From rustic roots to gourmet tables: the journey of one of Abruzzo’s traditional dishes.
The “pallotte cac’e ove” is a classic dish from Abruzzo’s culinary tradition. Born out of necessity, this dish offered a flavorful and nourishing alternative to the scarce meat available to the less affluent. During World War II, farmers would hide cheese, bread, and eggs in secret places, such as under floorboards or behind hanging pictures, to protect them from German soldiers’ raids. These same ingredients became the foundation of pallotte, a dish passed down through generations.
While popular throughout the region, the dish has its strongest roots in the Chieti area. Pallotte cac’e ove are meatballs made with eggs and cheese instead of meat, simmered in a rich tomato sauce. The mixture combines eggs, grated semi-aged sheep and cow cheeses, stale bread crumbs, garlic, and parsley. The meatballs are first fried in extra virgin olive oil, then cooked slowly for at least half an hour in a pre-prepared tomato sauce. Traditionally served as an appetizer in Abruzzo’s typical restaurants, they are also a staple in festive meals, especially at Easter.
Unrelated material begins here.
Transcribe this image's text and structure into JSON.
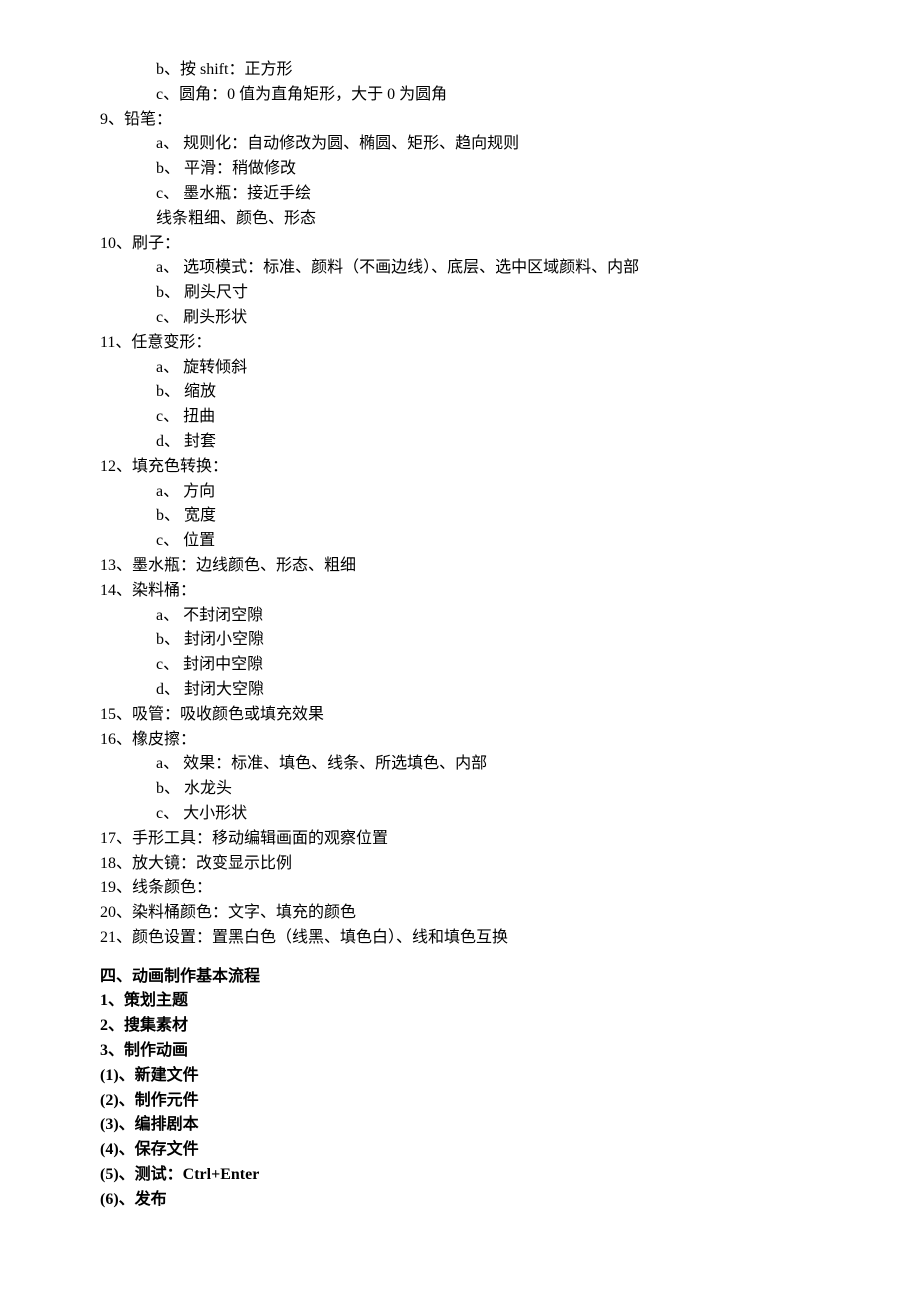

In the past, these meatballs were carried in baskets alongside bread, water, and wine, serving as the ideal meal for farmers during long days working in the fields.
Numerous variations of this dish exist, with different takes on the ingredients and their proportions. Some recipes call for bread soaked in milk and well-squeezed, while others favor a cheese-heavy mixture. Variants include small amounts of rigatino (cured pork) alongside pecorino cheese, or additions like ricotta or cacioricotta. Generally, a ratio of three-quarters cheese to one-quarter bread is used, with the quantity of eggs adjusted for the desired consistency, resulting in a soft, easily moldable mixture. Every Abruzzese family guards its own recipe, making pallotte cac’e ove a true symbol of tradition and conviviality.
The recipe
Here is the recipe provided by the Italian Academy of Cuisine:
Ingredients for 4 servings:
- 500 g (1.1 lbs) semi-aged cow’s milk cheese, grated
- 100 g (3.5 oz) stale bread
- 4 eggs
- 1 handful of chopped parsley
- 2 cloves of garlic
- 750 g (1.65 lbs) tomato sauce
- 1 piece of bell pepper
- Basil
- 100 ml (about 3.4 oz) olive oil
- Salt
- Olive oil for frying
In a bowl, combine the grated cheese, soaked and squeezed bread, parsley, finely chopped garlic, and eggs, mixing until you have a homogeneous dough. With slightly damp hands, shape the dough into meatballs. Fry them in plenty of olive oil, drain, and place them in a pan where the tomato sauce has been prepared with olive oil, flavored with basil and a piece of bell pepper. Cook for twenty minutes and serve hot.